The exchange has finished working on listing and trading rules, while the technological, regulatory, and system requirements are “basically ready,” Xu Ming, executive vice president of the Shanghai Stock Exchange, said in a Nov. 11 interview at the bourse. While there is no timetable for introducing the board, it should start “as soon as possible when the time is ripe,” he said.

“The internationalization of the securities market will benefit the whole nation and overseas companies are highly motivated,” Xu said.

Shanghai, home to one of China’s two stock exchanges, is luring overseas companies to list as part of the local government’s drive to make the city a global financial center by 2020. HSBC Holdings Plc, Coca-Cola Co. (KO) and NYSE Euronext are among the multinational companies that have expressed interest in selling shares to investors in China. Shanghai, the nation’s financial hub, has been contacted by foreign companies in the finance, telecommunications, consumer goods and manufacturing industries, Fang Xinghai, head of the city’s financial services office, said in a May 2010 interview.

Listing in China would let foreign companies benefit from higher valuations and give them access to Chinese currency to fund their expansion in the world’s second-biggest economy, Arjuna Mahendran, Singapore-based head of investment strategy for Asia at HSBC Private Bank, overseeing $460 billion globally, said in a June interview…

Xu said the Shanghai bourse has set no priority on which foreign companies can list first, refuting media reports that so-called red-chips, or overseas-incorporated Chinese businesses listed in Hong Kong, would be first. Hong Kong-listed Cnooc Ltd., China’s largest offshore energy producer, would sell stock if it received regulatory clearance, Chairman Fu Chengyu said in March.

Companies seeking to list on the international board should have a market value of more than 30 billion yuan ($4.7 billion) and combined three-year net income of more than 3 billion yuan, the 21st Century Business Herald reported in April, citing a draft plan. Ten companies may be allowed to sell shares initially, according to the report.

“We have no plan for the first batch of companies to be listed or how many there will be in the first batch,” Xu said. “We don’t give priority to whether foreign companies or red- chip companies should be listed first.

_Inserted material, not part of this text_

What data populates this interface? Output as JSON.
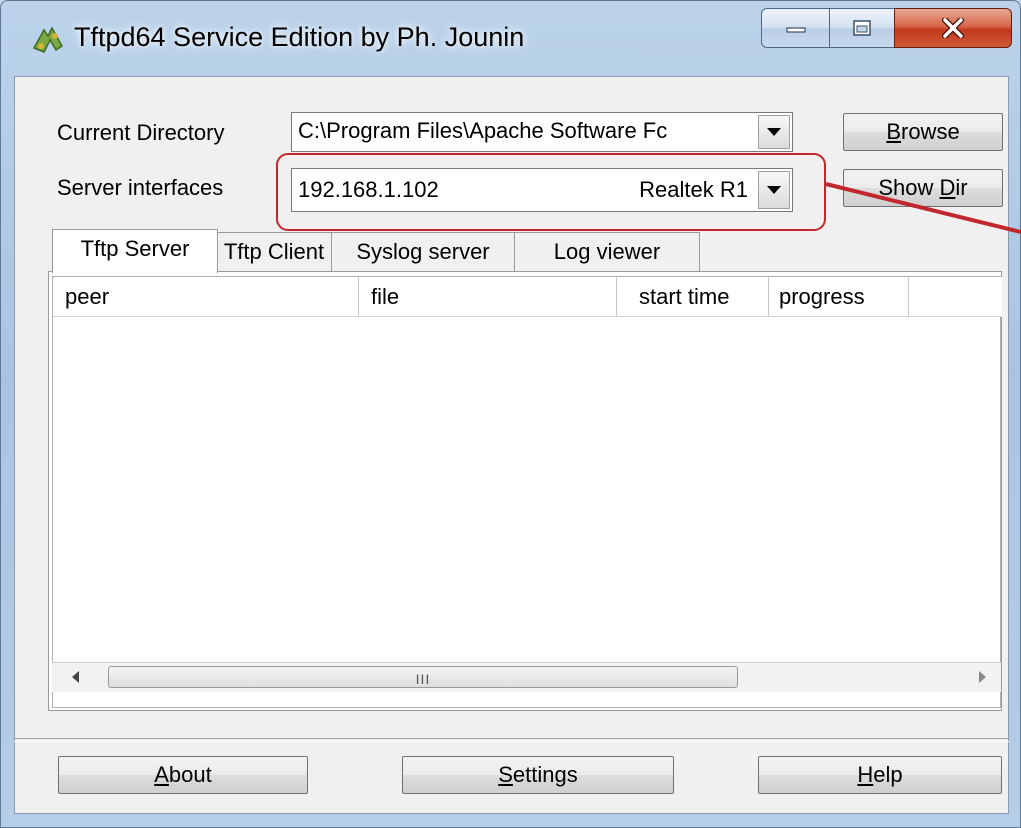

Whoever is ripe will get listed first.”…

There are about 104 million investors in China, including mutual funds, institutional investors and 85 million individuals, the Shanghai exchange said.

“China and its capital markets don’t lack money,” Xu said. “Once the companies are listed, it will have a huge advertisement effect.”

Basically this means that China wants to local investors to diversify.

On the other hand, this also allows foreign companies to tap on Chinese savings.

While this should be seen as substantially a positive development, this may not be enough as China ought to open more her stock markets to foreigners and not just to allow trading of foreign shares.

Cross listing with her neighbors may even seem better.

And another thing, Chinese equity investors represent about 8% of the population which is substantially more than the Philippines with about less than 1%.

Nevertheless, to wean dependence away from the banking system, capital markets in Asia will need, not only to grow, but to modernize, deepen and outperform the world.